The quantitative performance measurements from ITAE are compiled in Table 1
The quantitative performance measurement from ITAE

Adaptive Four-channel Neuro-fuzzy in master-slave manipulator

The flow chart of design concept
An assessment of the performance evaluation for system tracking and robustness are provided and then the frameworks of particular interest are discussed. As shown in Table 1 and Figures 17 and 18, the four-channel bilateral control framework based on neuro-fuzzy control can provide excellent results for the overall tracking of the force reflection, while the position-position control framework presents the worst force and position servo performance of all the operating conditions. The position-force control architecture is the most common approach employed in bilateral control applications and can provide robust behaviour. Unfortunately, position-force implemented with conventional control has a very large overshoot (147%) when the slave arm is operated in a hard stiffness environment (Figure 13). However, this problem has been overcome by using the four-channel intelligent controller (Figure 17).

Position and force response based on position-force (experiment)

Position and force response based on position-force (simulation)

Position and force response based on position-position (experiment)

Position and force response based on position-position scheme (simulation)

Position and force response based on adaptive four-channel neuro-fuzzy (experiment)

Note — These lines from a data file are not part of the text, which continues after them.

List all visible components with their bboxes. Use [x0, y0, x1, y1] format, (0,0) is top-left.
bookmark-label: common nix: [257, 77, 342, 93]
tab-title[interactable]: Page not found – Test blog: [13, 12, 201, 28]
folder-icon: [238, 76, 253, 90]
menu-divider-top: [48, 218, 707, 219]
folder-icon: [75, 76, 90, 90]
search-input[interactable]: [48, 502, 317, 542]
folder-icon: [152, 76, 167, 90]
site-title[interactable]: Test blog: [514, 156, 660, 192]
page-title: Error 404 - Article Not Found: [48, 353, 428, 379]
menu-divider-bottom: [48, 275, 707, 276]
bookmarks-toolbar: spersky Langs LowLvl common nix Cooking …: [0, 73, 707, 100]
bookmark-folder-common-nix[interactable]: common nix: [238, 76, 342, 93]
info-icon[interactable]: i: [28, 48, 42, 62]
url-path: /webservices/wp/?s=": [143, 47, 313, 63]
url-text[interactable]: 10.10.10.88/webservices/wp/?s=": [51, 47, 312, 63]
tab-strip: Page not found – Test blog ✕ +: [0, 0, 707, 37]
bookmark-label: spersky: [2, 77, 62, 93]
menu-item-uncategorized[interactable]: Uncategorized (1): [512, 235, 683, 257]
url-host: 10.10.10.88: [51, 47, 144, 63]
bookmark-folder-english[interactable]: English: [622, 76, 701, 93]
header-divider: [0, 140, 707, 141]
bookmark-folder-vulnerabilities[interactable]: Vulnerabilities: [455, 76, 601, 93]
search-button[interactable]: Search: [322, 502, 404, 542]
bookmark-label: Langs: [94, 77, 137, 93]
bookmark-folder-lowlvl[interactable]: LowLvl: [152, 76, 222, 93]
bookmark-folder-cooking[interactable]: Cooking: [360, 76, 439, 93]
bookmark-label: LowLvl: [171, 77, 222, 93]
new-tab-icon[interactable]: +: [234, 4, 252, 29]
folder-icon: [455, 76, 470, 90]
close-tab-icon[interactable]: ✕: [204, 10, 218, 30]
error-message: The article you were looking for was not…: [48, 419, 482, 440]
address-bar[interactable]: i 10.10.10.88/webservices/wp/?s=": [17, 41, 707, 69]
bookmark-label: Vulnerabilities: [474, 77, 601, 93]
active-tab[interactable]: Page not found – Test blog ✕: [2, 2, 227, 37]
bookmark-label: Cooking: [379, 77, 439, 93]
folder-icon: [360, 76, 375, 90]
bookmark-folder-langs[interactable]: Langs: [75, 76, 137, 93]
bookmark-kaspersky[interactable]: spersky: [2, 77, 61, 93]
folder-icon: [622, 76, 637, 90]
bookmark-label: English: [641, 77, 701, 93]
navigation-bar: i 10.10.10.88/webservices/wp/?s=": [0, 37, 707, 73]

Position and force response based on adaptive four-channel neuro-fuzzy (simulation)
Indeed, the characteristics of the position-position control scheme are good stability and robustness, but also defective transparency. Low oscillation can be achieved with the position-position framework. However, as the system behaves “sluggishly,” the resulting force error between master and slave subsystem is high (ITAE approximately 4450.22). The neuro-fuzzy controller will compensate for this non-linear sluggishness, because the controller designed in this case study applies an intelligent non-linear control algorithm. Learning rules are utilized to tune the MFs of the fuzzy controller. This improves the fidelity of the force flection and stability under such conditions. Figures 17 and 18 demonstrate that the undesirable “sluggish” force/torque behaviour in free space movement was effectively suppressed and overshoot under the given high stiffness environment was improved by the four-channel framework incorporated with the neuro-fuzzy algorithm. When implemented with adaptive neuro-fuzzy four-channel control, tele-operation manoeuvrability can be improved under the same criteria, as evident in the system response and can provide excellent results for satisfactory summation of position and force tracking error (ITAE 3720.88), as shown in Table 1.
7. Conclusion
The bilateral control schemes in the form of intelligent four-channel neuro-fuzzy control and conventional control have been implemented and compared using both experimentation and simulation on a one DOF master-slave rig. The adaptive model four-channel neuro–fuzzy controller has proven to be capable of compensating non-linear systems and providing better overall performance than the conventional framework.